I highly recommend watching the movie “The Big Short” to get a better understanding of what was going on that time. A great—albeit somewhat sobering—movie.
Back to market conditions today. (Face slap.)
Basically, The Dodd-Frank Act implemented a series of mortgage reforms to protect consumers. These reforms require things, such as requiring lenders to ensure that homeowners can repay their loans, and to disclose the maximum a consumer could pay on a variable rate mortgage. It removed financial incentives used by lenders to pressure borrowers into more costly loans and penalizes lenders that violate federal standards by prohibiting them from foreclosing on non-compliant mortgages, or allowing the borrowers to recover damages as high as 3 years worth of interest payments. It also prohibits pre-payment penalties and allows borrowers with high-cost loans to lower their interest rates.
https://www.findlaw.com/consumer/securities-law/what-is-the-dodd-frank-act.html
We’re Spending More Time At Home
Another vast difference between then and now is, in general, people weren’t spending as much of their time at home in 2008. On the contrary, the Covid shutdowns of 2020 caused many of us to look at where we’re spending all our time—and many of us aren’t happy about what we’re seeing. Since so many people are now working from home, exercising at home and some even schooling their children at home, quite a few renters and homeowners alike have determined that they simply need more space. Many people also now realize that they can probably work at home full-time (or at least part-time), thus eliminating the need for a short commute to their places of work. Distance to work is no longer such a major consideration on where to live. They realize that they can move further out from the city centers, thereby getting more space for their real estate dollars.
Interest Rates Are Much Better
Another difference is that the interest rate in 2008 was much higher—6 to 6-1/2%. In comparison, the interest rate today is only about 3%, making it much easier to afford a home. For now, the interest rates are still favorable. But, unfortunately, the biggest change coming before too long will likely be rising interest rates, which doubtlessly will result in the flattening of home prices—as opposed to crashing the market, like in ’08.
All-cash Investors Are Contributing To Rising Prices
As far as the rising prices of housing today, one factor affecting this is the increase in all-cash investors (individuals and institutions alike) looking for a good place to park their money. Real estate at the lower price points has been an appealing option for many of them, resulting in the elevation of home prices at the entry-level market—making it difficult for first-time home-buyers to enter the arena due to even stiffer competition.
Inventory Levels Are Much Lower Today
Another difference between the ’08 bubble and today’s market is inventory levels.

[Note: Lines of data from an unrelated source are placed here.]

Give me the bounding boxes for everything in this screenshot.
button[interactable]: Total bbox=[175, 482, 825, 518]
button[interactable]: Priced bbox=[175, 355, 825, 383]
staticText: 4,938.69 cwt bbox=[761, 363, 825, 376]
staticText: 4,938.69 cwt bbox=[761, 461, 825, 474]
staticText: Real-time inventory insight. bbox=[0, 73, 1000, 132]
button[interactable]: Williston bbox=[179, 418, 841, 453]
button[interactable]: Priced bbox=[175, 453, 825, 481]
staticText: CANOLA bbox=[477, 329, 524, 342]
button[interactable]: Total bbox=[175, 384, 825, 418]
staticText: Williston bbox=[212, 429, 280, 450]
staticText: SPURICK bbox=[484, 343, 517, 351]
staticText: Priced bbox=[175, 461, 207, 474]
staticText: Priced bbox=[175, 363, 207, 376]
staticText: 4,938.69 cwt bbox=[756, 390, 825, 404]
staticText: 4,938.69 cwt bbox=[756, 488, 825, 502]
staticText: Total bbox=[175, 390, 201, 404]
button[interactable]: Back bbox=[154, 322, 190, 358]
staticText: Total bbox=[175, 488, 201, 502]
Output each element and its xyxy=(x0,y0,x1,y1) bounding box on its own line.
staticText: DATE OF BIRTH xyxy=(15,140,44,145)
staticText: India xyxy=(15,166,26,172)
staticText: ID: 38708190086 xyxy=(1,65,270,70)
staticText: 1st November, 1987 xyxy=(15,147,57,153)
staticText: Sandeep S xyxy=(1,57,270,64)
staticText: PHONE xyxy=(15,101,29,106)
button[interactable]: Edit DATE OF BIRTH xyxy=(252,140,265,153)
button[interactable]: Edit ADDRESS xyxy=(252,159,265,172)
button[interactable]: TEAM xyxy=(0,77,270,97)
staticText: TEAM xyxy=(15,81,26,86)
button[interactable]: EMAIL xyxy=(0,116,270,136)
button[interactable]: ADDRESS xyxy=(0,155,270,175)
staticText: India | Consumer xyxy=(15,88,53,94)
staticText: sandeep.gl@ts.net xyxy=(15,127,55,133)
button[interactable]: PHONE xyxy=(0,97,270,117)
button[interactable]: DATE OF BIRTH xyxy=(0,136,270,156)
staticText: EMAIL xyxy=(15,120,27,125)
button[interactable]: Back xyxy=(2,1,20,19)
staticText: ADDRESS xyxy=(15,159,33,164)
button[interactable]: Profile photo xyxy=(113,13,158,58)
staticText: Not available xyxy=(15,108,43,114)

In 2008, the ratio of homes for sale to houses sold was 11:2. Whereas today, that ratio is only 5:6, meaning there aren’t enough houses for sale today to match the demand to buy them.
https://fred.stlouisfed.org/series/MSACSR
This situation of high demand and low inventory creates a true market demand for housing.
Unlike the Beanie Baby craze of the 90s
where the manufacturer realized the incredible demand
for Beanie Babies and drastically ramped up production, which resulted in making the collectible stuffed animals less valuable due to a now
oversupply of Beanie Babies.
Not the greatest example, I know. But you get the idea!
In a nutshell, Yes! It’s still a good time to buy a house!
So I hope to see you at the fence post. I’ll have a coffee ready for ya.